The Singing Detective

By the time Keith Gordon’s odd, extremely stylized remake of “The Singing Detective” gets around to its point, the audience is liable to be angry at it for dragging its feet so long, and for being so weird in the process. At least, that was my reaction, when I could muster any reaction beyond simple boredom.

“The Singing Detective,” based on a beloved 1986 miniseries, is about an author named Dan Dark (Robert Downey Jr.) who suffers from a debilitating skin disease that has rendered him even more hateful and misogynistic than he used to be. His books are about a singing detective who, in a surprising move, is Dark’s alter ego! And his fiction reflects his own feelings!

Downey’s performance is rather good, moving between rage and sadness without warning, and the makeup work on him is pretty impressive. Mel Gibson is interesting as a peculiar psychiatrist who examines Dark. So no, the performances are not the problem here.
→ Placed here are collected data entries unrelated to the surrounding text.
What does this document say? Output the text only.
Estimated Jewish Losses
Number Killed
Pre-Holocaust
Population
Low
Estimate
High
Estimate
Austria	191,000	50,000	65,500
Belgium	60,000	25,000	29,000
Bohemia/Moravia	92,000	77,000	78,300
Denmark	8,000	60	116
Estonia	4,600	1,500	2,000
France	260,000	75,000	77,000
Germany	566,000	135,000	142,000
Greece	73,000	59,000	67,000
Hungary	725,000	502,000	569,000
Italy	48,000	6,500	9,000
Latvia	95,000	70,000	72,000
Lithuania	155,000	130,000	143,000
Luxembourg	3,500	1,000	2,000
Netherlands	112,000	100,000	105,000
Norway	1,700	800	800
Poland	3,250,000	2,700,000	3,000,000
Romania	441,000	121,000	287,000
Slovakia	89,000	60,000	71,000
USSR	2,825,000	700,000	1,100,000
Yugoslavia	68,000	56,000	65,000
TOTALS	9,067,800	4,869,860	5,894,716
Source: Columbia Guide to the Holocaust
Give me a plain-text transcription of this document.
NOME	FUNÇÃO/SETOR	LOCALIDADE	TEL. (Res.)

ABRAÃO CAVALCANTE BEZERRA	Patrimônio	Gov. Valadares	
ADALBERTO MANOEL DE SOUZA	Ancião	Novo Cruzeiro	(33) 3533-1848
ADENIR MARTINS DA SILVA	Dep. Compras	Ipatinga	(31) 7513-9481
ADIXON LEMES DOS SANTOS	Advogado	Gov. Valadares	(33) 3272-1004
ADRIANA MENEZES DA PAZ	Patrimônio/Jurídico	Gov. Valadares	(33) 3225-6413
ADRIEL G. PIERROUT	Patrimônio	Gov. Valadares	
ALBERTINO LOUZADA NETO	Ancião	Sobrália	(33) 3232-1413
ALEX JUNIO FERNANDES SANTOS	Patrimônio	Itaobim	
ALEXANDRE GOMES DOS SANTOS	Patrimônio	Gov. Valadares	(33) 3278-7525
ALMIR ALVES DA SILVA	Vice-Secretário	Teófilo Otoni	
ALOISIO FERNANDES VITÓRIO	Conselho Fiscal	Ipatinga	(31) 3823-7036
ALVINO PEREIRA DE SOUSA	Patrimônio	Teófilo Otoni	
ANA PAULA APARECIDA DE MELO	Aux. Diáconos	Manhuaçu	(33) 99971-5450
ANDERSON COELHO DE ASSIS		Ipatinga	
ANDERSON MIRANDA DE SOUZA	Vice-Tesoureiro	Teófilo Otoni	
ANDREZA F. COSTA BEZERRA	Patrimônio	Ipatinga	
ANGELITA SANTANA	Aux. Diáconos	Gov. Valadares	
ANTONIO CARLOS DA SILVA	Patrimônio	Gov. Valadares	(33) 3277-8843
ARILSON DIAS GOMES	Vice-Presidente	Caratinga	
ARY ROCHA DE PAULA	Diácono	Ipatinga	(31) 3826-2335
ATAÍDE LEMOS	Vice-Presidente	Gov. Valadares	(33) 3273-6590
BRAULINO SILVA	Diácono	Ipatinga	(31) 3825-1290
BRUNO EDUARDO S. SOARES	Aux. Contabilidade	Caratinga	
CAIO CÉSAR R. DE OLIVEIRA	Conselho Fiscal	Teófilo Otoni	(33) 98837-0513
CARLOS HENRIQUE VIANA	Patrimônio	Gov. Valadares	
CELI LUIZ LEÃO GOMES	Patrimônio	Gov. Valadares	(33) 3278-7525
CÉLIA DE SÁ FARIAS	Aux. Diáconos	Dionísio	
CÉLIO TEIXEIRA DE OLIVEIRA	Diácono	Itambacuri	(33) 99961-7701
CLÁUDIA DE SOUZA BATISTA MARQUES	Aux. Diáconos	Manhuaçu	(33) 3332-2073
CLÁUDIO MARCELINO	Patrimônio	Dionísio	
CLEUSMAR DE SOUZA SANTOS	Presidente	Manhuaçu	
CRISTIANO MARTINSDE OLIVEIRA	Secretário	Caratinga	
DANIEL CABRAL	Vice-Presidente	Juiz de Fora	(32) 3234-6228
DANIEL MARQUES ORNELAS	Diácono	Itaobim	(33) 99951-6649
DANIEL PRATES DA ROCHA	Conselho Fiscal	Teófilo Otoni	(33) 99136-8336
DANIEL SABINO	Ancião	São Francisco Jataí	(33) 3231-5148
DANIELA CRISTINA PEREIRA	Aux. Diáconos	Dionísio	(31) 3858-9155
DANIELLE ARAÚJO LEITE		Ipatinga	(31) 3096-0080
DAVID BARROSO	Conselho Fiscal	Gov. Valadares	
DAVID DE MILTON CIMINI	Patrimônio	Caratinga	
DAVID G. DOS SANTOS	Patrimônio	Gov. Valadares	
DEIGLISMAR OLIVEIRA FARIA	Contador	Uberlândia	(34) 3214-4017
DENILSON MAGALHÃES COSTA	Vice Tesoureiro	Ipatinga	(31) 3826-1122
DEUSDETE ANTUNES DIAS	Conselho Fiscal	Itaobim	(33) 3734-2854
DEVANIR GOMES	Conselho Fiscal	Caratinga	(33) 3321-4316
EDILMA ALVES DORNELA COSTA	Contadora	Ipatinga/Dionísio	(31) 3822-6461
It’s the style that does the film in. Dark hallucinates several musical numbers, generally of 1950s prototypical rock ‘n’ roll songs (already problematic, since the genre of the film is more detective noir, which is ’40s). These are not staged with any particular imagination or wit, nor do they have anything to do with the story or characters at hand. They seem almost 100 percent random, and they appear at random times.

Furthermore, the film is all about Dan Dark sorting through issues that we figure out long before he does. It is a slow-moving, uneventful detective story, mixed with the only slightly more compelling story of Dan Dark and his gross skin.

C- (1 hr., 48 min.; R, a lot of harsh profanity, some nudity, some strong sexuality, a little violence.)